「千佐っちゃーん、小町ちゃんによろしくな」
「うん。おっちゃん、ジュースありがとう」
石を積んでもらっている間に、貰ったジュースを運転席でグビグビ飲んでいた時だった。
「嘘ーっ」
声が裏返った。
現場監督とお話してる、あの人、イケメンさんだ、間違いない。
マジですか? やっぱり運命の人だ。
「ねぇ、ねぇ。おっちゃん。田中のおっちゃん」
「何よ、千佐っちゃん」
私は、運転席から身を乗り出した。
「あの人、誰。
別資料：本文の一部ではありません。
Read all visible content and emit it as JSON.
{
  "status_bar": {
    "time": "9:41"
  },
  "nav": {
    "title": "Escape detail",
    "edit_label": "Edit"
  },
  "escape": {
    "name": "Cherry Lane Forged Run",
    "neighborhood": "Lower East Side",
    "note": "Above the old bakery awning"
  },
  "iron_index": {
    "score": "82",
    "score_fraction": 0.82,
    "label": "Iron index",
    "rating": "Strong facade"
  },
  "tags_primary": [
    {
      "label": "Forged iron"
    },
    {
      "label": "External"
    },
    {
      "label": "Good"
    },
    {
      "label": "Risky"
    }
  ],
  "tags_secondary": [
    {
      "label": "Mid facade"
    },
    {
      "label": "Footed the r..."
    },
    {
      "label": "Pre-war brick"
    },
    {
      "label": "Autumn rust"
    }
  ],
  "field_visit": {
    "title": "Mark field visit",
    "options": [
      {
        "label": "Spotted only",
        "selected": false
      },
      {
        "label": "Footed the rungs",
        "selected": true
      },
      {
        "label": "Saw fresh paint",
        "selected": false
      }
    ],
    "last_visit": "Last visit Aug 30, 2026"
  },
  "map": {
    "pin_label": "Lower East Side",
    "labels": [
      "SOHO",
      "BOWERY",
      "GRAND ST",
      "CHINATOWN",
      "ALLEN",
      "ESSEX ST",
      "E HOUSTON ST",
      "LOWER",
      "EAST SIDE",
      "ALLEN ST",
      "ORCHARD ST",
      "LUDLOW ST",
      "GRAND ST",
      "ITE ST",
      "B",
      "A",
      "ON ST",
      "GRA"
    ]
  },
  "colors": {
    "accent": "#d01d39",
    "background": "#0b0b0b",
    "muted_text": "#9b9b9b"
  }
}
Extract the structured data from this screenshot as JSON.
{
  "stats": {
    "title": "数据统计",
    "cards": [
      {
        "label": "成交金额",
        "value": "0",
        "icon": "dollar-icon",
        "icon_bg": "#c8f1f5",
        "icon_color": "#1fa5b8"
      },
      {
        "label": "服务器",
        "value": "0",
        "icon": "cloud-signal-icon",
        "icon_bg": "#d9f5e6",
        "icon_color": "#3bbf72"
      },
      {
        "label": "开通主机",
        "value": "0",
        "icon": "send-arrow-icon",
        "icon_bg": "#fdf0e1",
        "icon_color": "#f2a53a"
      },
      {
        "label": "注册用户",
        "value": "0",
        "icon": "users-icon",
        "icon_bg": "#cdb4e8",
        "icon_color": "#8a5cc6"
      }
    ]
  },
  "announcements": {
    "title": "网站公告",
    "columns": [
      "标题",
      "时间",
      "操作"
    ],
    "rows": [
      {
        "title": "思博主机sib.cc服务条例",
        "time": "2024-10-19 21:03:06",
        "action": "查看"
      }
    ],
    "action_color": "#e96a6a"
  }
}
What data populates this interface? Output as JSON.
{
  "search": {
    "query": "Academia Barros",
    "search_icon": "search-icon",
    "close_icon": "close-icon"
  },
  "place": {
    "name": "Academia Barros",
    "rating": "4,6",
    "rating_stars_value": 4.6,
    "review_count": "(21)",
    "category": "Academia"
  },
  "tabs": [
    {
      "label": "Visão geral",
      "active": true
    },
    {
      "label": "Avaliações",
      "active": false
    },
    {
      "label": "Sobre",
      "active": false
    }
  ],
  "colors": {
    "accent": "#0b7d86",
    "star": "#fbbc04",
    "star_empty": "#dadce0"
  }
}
すごいカッコいい、ほら、あそこ」
私は、イケメンさんを指さす。
田中のおっちゃんは、目を細め、イケメンさんを見ている。
「結城産業の真理君か」
結城産業って、確か、セメント会社だよね。
「セメント会社の人がなんで現場にいるの」
「今は、結城生コンの南支部にいて、営業やっているんだよ。親父さんの跡を継ぐために生コン業界で勉強中ってところか」
「跡を……継ぐ?」
「そう、結城産業の三代目になる人だよ」
結城生コンって、結城産業って、大手じゃないの。
どこが、ただの営業マンだよ。超、お坊ちゃんじゃないの。
つまりあれか、私みたいな庶民は、相手にしたくないから、名前も連絡先も教えてくれなかったんだ。
がっかりだな。運命だと思い込んでいたけど、いくらなんでも相手が悪すぎる。
彼女もいるって言ってたし、きっと、その彼女もどこぞのお嬢さんなんだろうな。